Para mis alumnos Jorge y Jesús, que no creen que todo pasa por algo.
por Marisol Oviaño
La urbanización en la que vivo data aquella época en la que, aquí, los pisos se construían para solaz de los veraneantes: gran jardín, piscina, pista de tenis, espacio para montar en bicicleta… Entonces no debía llevarse lo de la especulación del suelo. Y si a alguien se le hubiera ocurrido hacer construcciones tipo corralas, con una piscinita y dos metros de césped en el medio –tan de moda en los últimos años-, nadie las habría comprado.
Ayer salí de casa bastante tarde, incluso para ser sábado. Y me eché las llaves en el bolsillo, para no perder después cinco minutos buscándolas en el bolso a la puerta de la trinchera proscrita. Mientras caminaba entre sequoias y cedros del Líbano dando gracias a dios por este jardín, me pareció oír el grito de un niño a lo lejos: “O-ó-o… O-ó-o… O-ó-o». Y no le di mayor importancia.
La urbanización es tan amplia que tiene tres accesos: dos entradas para coches en los extremos y una para peatones en el centro. Y, como está en cuesta y en curva, ninguna de las entradas se ve desde las otras. Cuando llegué a la entrada de peatones, me pareció que el niño estaba un poco más cerca y que gritaba: “¡So-co-do! ¡So-co-do!” Pero todavía sonaba como algo lejano y ahogado, así que salí a la calle y crucé muy tranquila a la acera de enfrente.
Allí la voz llegaba más nítida, y pude oír que quien gritaba decía “¡Socorro!” . Pero seguía sonando lejos y yo no veía a nadie en peligro, de modo que seguí andando. Entonces, un señor que estaba en otra esquina se volvió hacia el lugar de donde parecían provenir los gritos: una de las entradas de vehículos de mi urbanización, que yo todavía no podía ver. Tras unos segundos de parálisis, el desconocido salió corriendo hacia allí.

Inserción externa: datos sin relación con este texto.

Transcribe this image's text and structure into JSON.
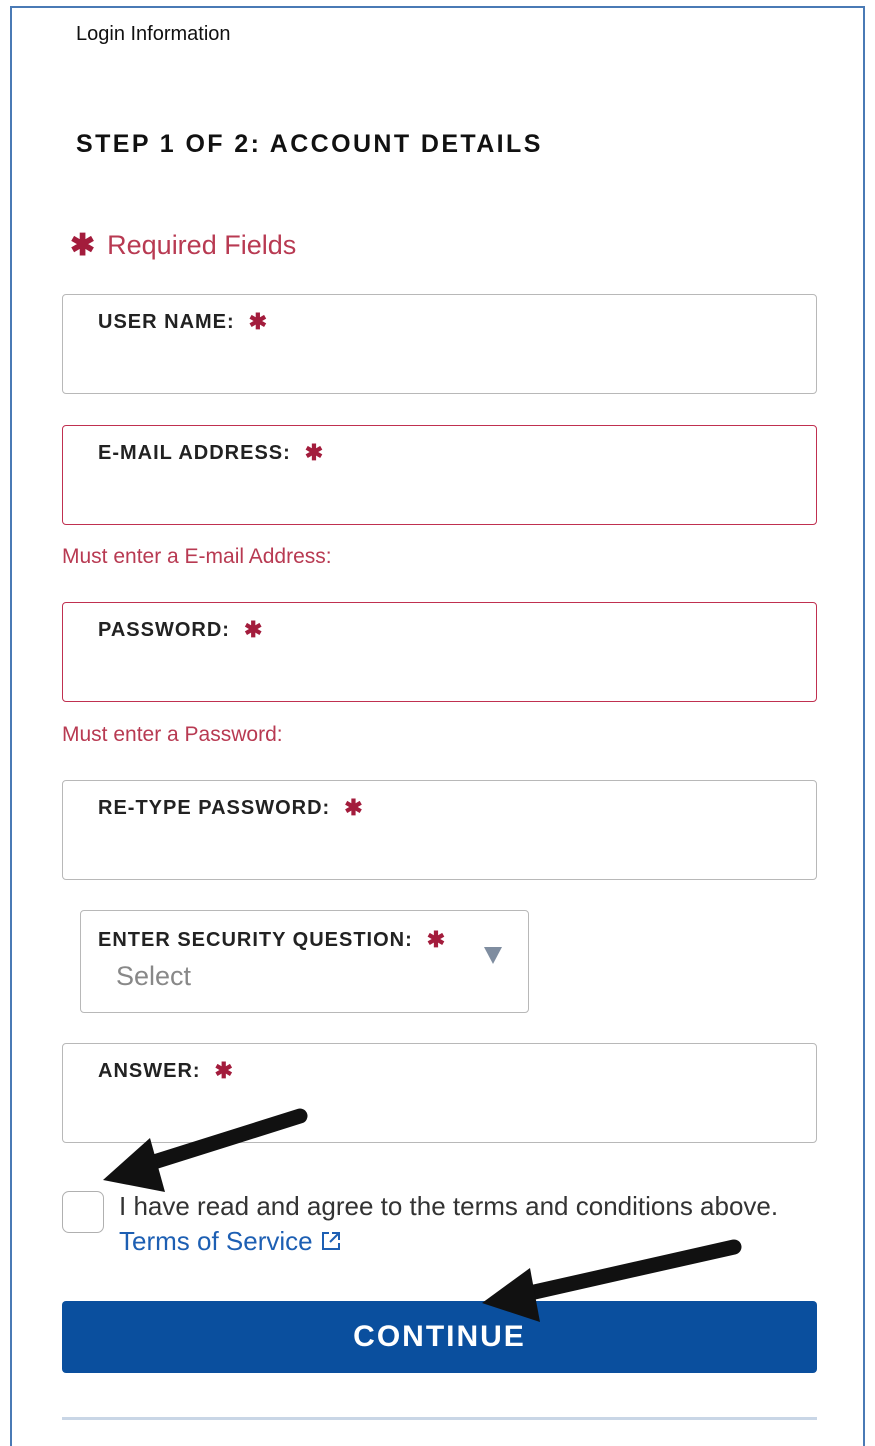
{
  "header": {
    "section_label": "Login Information"
  },
  "step": {
    "title": "STEP 1 OF 2: ACCOUNT DETAILS"
  },
  "required_note": {
    "star": "✱",
    "text": "Required Fields"
  },
  "fields": {
    "username": {
      "label": "USER NAME:",
      "value": ""
    },
    "email": {
      "label": "E-MAIL ADDRESS:",
      "value": "",
      "error": "Must enter a E-mail Address:"
    },
    "password": {
      "label": "PASSWORD:",
      "value": "",
      "error": "Must enter a Password:"
    },
    "retype_password": {
      "label": "RE-TYPE PASSWORD:",
      "value": ""
    },
    "security_question": {
      "label": "ENTER SECURITY QUESTION:",
      "selected": "Select"
    },
    "answer": {
      "label": "ANSWER:",
      "value": ""
    }
  },
  "required_star": "✱",
  "terms": {
    "text": "I have read and agree to the terms and conditions above.",
    "link": "Terms of Service",
    "checked": false
  },
  "continue_label": "CONTINUE",
  "icons": {
    "external_link": "external-link-icon",
    "required": "asterisk-icon",
    "dropdown": "caret-down-icon"
  },
  "colors": {
    "accent": "#0a4f9e",
    "error": "#b83a52",
    "link": "#1d5fb3"
  }
}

Ya no me cupo ninguna duda: quien gritaba socorro lo necesitaba de verdad.
Y, mientras yo aceleraba el paso, tres hombres más aparecieron corriendo tras el primero. Nadie gritaba: «¡Ya voy! ¡Espera! ¡Vamos!».
Nada. Los hombres corrían a todo lo que daban sus piernas en completo silencio.
Y también yo eché a correr hacia allí.
Una mujer se había quedado atrapada por la verja automática de la entrada de coches. Y los cuatro hombres, sin decir una palabra, como si siempre hubieran trabajado juntos, como si supieran instintivamente lo que hay que hacer y no necesitaran un líder, aunaron fuerzas para luchar contra el motor que aplastaba a la mujer, que también había dejado de gritar. Pero sus esfuerzos eran en vano: la verja es larguísima y muy pesada.
Crucé la calle con la llave magnética en la mano tan rápido, que tampoco yo dije nada. Mientras los hombres seguían tirando de la verja, metí la llave en la ranura. Creo que nadie se dio cuenta de que yo estaba allí hasta que la verja empezó a abrirse. Por fortuna, la mujer sólo tenía atrapados la muñeca y el tobillo. Seguramente, habría creído que que las verjas funcionaba con el mismo sistema que los ascensores.
Todos asistimos al milagro de la apertura en silencio.
Y en cuanto la mujer se vio libre, movió el brazo y la pierna para ver si le funcionaban las articulaciones, cogió las bolsas de la compra que había dejado en el suelo y, con un claro acento de Europa del Este y unos ojos azules realmente agradecidos, nos dio las gracias varias veces.
Todos nos limitamos a asentir con la cabeza, todavía bajo los efectos del shock. Y, sin decir una palabra, sin comentar la jugada entre nosotros, sin preguntarle a la mujer cómo se encontraba, nos dispersamos en absoluto silencio.